TM: Yes, I think it’s important to exist at the nexus of all of those things. I’m huge on the democratization of photography, so I think it’s important to make images on the most democratized and highly wielded camera in the world. That’s the camera everyone has in their pocket. I think it’s important to use that as a tool, as well as all of the old analogue machines that I’m using to make my images, too.
I want to exist on the whole spectrum—making books, which are analog objects that people can indulge in physically and making images that work well on Instagram and on a six-by-nine-inch screen. Existing at the intersection is super important to me, and I hope it supports why the work is super “now” in a way. It’s looking backward, but it’s also looking forward.
WW: When you’re photographing for a brand, what is the collaborative process like when creating a message? It seems like the messaging for these campaigns may be new for some of them.
TM: It’s about ushering all of us together into some semblance of a new era. In the past, I think photographers were hired for commissions based on executionary skills—like executing a certain look or vibe to sell something. Like if you want to sell pudding, hire the guy that lights pudding cups really well. But now, when you hire someone like myself, you’re making a different proposition or gesture. It’s more social and cultural, in a way. We’re starting to understand how fashion images are more than executing or selling a certain look based on something like lighting. It’s more about identity, about the fabric of who we are, and what that image is actually saying about us as a culture and where we stand. When you are choosing to work with me, you are making that statement. That’s hopefully a gesture toward a future that, like I Can Make You Feel Good, has other protagonists at the center.
WW: If you aren’t being commissioned, what do you like to photograph?
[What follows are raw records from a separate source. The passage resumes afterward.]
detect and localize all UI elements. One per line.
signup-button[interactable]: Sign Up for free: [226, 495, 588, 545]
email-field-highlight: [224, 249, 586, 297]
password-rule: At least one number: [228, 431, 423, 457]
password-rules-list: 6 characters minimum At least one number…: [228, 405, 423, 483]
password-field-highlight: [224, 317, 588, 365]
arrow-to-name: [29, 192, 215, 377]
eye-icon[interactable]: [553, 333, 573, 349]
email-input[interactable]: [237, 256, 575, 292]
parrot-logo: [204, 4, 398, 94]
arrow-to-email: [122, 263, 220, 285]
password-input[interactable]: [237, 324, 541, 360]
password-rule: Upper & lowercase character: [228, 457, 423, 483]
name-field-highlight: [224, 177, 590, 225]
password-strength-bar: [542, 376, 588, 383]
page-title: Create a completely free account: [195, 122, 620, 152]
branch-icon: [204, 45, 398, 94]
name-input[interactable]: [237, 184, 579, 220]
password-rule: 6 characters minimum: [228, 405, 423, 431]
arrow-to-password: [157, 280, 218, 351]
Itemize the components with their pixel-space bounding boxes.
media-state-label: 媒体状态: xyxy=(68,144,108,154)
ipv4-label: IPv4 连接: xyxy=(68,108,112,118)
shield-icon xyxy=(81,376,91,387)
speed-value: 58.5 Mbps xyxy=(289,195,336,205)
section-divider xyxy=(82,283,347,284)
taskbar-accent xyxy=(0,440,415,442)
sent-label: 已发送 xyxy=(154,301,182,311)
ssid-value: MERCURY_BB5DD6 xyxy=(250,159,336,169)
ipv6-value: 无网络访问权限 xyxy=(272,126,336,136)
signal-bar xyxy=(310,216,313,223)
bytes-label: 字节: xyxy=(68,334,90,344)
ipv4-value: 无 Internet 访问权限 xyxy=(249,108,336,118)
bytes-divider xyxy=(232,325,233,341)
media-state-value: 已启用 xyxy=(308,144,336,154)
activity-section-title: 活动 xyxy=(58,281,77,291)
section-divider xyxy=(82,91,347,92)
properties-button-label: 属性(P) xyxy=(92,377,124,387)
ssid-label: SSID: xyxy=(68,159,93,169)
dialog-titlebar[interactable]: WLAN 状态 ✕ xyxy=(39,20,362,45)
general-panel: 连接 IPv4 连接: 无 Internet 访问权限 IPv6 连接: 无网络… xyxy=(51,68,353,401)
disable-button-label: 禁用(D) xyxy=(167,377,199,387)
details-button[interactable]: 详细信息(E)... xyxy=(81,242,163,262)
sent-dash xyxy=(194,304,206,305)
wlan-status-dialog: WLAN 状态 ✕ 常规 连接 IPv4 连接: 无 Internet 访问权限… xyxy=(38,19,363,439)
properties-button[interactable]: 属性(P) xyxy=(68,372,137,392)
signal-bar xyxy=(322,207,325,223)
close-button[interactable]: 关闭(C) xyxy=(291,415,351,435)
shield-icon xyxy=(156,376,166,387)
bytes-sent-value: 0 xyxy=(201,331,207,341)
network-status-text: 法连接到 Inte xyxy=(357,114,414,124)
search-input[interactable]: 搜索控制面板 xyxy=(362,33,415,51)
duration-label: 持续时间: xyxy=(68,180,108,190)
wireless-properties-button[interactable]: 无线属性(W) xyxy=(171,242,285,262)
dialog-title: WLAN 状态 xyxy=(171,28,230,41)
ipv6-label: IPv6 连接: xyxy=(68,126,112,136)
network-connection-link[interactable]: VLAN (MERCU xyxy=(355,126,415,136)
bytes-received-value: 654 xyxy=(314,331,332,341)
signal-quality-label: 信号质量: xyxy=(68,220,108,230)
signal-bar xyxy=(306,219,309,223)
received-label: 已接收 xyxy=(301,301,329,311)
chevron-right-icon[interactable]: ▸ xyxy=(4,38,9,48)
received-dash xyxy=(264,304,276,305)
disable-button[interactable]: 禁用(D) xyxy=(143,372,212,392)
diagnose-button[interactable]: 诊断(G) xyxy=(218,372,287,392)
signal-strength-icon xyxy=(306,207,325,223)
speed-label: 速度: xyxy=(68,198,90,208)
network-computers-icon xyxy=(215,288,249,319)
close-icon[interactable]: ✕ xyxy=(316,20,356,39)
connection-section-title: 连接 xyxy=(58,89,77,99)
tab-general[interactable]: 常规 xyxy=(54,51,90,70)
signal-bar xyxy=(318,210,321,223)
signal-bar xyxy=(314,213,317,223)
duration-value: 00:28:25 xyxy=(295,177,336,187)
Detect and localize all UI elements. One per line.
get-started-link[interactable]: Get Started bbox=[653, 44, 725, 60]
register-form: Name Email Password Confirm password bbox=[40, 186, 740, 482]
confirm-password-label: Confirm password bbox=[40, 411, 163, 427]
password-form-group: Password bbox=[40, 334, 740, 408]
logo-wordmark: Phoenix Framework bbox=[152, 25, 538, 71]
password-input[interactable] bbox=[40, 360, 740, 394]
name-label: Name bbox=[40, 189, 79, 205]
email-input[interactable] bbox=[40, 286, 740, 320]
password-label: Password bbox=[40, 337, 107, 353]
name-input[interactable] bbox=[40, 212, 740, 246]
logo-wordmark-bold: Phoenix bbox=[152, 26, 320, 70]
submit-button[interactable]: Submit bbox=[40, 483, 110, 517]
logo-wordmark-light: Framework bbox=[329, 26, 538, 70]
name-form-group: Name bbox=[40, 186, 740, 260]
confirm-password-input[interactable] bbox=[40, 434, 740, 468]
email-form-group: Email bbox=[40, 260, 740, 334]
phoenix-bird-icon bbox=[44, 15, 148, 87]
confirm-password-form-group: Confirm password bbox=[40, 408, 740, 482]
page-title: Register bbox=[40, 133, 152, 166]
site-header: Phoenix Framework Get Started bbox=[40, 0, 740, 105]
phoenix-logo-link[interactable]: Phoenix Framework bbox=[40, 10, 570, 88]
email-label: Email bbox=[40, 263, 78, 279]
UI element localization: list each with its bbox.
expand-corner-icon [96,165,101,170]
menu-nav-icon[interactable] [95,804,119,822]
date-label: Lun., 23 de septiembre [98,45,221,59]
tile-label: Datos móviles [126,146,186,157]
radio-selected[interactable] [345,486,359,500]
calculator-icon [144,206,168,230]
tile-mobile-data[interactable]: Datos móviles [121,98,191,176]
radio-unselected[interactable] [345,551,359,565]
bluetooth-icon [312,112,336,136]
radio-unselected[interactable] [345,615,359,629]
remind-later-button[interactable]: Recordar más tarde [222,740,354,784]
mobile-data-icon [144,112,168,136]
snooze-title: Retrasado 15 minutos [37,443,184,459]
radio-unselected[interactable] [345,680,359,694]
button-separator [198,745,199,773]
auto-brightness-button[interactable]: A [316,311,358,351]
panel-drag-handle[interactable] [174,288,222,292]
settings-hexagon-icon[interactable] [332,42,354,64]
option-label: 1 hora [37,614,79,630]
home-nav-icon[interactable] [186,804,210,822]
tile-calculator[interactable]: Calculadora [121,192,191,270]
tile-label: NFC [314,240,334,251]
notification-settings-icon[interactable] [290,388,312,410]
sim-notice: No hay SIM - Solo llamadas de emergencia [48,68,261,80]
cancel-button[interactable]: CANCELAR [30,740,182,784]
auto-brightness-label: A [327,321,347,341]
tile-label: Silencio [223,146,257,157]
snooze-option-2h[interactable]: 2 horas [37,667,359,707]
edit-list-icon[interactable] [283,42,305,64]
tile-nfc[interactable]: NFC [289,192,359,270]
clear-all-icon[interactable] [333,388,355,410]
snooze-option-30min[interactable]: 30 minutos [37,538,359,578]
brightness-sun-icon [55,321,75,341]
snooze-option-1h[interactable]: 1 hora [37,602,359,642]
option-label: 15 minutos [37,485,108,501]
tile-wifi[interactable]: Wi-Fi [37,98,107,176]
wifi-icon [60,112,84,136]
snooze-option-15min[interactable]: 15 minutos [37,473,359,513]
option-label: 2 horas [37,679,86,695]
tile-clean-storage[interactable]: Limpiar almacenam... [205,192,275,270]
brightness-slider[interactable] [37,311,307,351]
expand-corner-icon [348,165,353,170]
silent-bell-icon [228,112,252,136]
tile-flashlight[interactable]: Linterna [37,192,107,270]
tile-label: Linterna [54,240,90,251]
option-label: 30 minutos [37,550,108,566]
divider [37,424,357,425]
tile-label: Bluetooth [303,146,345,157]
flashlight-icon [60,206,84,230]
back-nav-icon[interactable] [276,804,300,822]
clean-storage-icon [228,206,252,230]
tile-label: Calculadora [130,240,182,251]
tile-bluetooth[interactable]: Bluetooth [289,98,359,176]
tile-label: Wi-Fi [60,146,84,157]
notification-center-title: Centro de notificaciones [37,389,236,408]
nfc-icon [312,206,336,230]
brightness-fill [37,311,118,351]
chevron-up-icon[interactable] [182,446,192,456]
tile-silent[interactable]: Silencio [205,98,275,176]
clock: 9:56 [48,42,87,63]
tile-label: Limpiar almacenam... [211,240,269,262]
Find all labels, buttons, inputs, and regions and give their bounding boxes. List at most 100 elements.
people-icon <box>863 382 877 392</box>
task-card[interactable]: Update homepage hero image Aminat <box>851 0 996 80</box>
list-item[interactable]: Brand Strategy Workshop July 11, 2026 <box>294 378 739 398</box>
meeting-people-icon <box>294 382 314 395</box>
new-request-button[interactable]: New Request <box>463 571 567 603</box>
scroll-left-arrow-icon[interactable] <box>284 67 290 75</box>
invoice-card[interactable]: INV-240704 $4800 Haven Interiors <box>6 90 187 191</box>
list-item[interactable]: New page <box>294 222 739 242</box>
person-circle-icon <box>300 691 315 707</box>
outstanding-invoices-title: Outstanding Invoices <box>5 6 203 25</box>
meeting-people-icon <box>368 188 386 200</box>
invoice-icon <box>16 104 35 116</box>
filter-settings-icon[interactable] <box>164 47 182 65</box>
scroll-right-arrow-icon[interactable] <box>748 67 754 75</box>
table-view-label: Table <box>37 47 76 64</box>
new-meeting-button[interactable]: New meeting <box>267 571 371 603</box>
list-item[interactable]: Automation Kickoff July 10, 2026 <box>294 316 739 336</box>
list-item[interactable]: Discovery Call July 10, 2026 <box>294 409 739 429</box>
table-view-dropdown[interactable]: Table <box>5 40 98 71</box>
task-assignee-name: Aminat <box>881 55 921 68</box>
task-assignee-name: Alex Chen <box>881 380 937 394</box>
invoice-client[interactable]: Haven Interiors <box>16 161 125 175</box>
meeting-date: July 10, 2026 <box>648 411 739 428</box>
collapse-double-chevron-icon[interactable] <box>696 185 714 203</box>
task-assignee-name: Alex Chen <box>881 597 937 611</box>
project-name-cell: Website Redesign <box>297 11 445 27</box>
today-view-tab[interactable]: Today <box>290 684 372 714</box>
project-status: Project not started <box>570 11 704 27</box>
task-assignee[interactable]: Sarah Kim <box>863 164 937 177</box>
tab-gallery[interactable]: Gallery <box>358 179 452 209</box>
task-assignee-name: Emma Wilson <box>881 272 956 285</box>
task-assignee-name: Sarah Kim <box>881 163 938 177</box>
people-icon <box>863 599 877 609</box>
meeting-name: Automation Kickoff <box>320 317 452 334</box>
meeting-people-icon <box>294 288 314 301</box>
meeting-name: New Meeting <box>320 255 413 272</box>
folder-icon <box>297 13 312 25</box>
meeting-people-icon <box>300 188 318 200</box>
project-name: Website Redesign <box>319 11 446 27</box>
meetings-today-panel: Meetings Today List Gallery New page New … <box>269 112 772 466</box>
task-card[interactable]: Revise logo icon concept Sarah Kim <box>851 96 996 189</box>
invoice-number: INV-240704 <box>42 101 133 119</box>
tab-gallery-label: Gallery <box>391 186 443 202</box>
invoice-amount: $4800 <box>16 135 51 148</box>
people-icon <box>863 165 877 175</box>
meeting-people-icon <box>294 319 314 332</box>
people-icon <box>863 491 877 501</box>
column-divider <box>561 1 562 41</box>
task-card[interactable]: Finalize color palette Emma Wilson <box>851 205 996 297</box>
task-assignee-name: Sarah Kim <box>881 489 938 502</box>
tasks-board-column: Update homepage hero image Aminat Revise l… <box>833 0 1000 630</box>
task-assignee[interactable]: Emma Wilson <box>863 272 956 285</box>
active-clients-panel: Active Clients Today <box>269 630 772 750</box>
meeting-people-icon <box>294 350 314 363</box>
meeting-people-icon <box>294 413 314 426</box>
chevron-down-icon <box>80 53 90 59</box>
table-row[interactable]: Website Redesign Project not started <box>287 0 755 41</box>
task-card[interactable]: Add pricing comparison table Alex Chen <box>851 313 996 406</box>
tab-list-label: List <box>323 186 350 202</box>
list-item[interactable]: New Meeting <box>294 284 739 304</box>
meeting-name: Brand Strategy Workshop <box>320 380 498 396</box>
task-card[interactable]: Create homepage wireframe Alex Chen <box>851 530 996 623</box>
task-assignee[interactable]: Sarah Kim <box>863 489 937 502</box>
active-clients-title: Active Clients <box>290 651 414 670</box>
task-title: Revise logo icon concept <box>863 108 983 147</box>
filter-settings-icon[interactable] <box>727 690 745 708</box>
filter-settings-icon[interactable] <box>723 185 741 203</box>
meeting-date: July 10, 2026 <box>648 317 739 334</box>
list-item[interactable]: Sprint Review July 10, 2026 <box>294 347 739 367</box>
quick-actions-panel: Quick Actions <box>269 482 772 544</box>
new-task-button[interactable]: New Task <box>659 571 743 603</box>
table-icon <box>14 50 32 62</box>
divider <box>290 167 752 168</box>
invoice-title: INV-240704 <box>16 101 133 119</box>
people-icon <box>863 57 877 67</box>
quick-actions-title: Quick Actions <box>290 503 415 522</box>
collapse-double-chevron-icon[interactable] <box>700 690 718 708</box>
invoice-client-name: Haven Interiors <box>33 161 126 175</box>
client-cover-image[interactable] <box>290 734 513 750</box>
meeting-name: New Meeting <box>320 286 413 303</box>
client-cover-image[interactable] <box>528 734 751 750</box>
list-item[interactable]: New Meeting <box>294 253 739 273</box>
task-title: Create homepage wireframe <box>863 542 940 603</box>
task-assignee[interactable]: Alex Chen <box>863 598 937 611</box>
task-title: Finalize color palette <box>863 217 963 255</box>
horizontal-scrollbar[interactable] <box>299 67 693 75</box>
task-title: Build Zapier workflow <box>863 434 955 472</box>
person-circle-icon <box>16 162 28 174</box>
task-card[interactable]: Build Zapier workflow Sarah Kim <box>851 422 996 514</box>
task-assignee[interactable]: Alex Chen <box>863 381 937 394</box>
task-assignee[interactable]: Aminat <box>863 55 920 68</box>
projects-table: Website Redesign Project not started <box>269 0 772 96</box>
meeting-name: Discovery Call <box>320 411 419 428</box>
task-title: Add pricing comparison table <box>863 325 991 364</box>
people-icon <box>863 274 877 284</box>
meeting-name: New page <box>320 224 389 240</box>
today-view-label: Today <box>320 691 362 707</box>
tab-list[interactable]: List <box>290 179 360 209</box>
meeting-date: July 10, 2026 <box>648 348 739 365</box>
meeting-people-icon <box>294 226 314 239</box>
TM: I’ve been so lucky in my commission work that it feels like my personal work, and my personal work starts to align with my commission work. The best situation is where you have utmost freedom, so the best personal moments are just the offbeat ones. Any photographer gets excited about photographing someone no one knows, and, at least for me, making them look like an amazing protagonist. That’s why “I Can Make You Feel Good” is such a fitting title, because it’s really about what the feeling is, and what the instinct is. The best personal work is made off of instinct.
WW: How have the past few months in isolation shaped you?
TM: They’ve been similar to almost anyone else who’s trying to be mindful and accountable—staying home and trying to protect others. Artistically, it’s been amazing to reflect and think about the new phase, but it also been an amazing moment to produce a book and put that out into the world. I’m so excited to have even made this book, because it went to print as the world was going into shutdown.
During this time, I think there’s an amazing demand and need for people’s interaction with things that aren’t as digital. I think people really feel that. I think the book can be a sanctuary for people. And I enjoy it because it’s like therapy for me—making this book and making these pictures. They show the type of freedoms I wished to have this year, and for the rest of my lifetime. But against the backdrop of all of that, my life’s work, which is to uplift and convey through images the vitality of Black life and our experience and our existence, that’s unchanged and unwavering. If anything, it’s edifying. And it’s reminding me of exactly just how urgent that work is.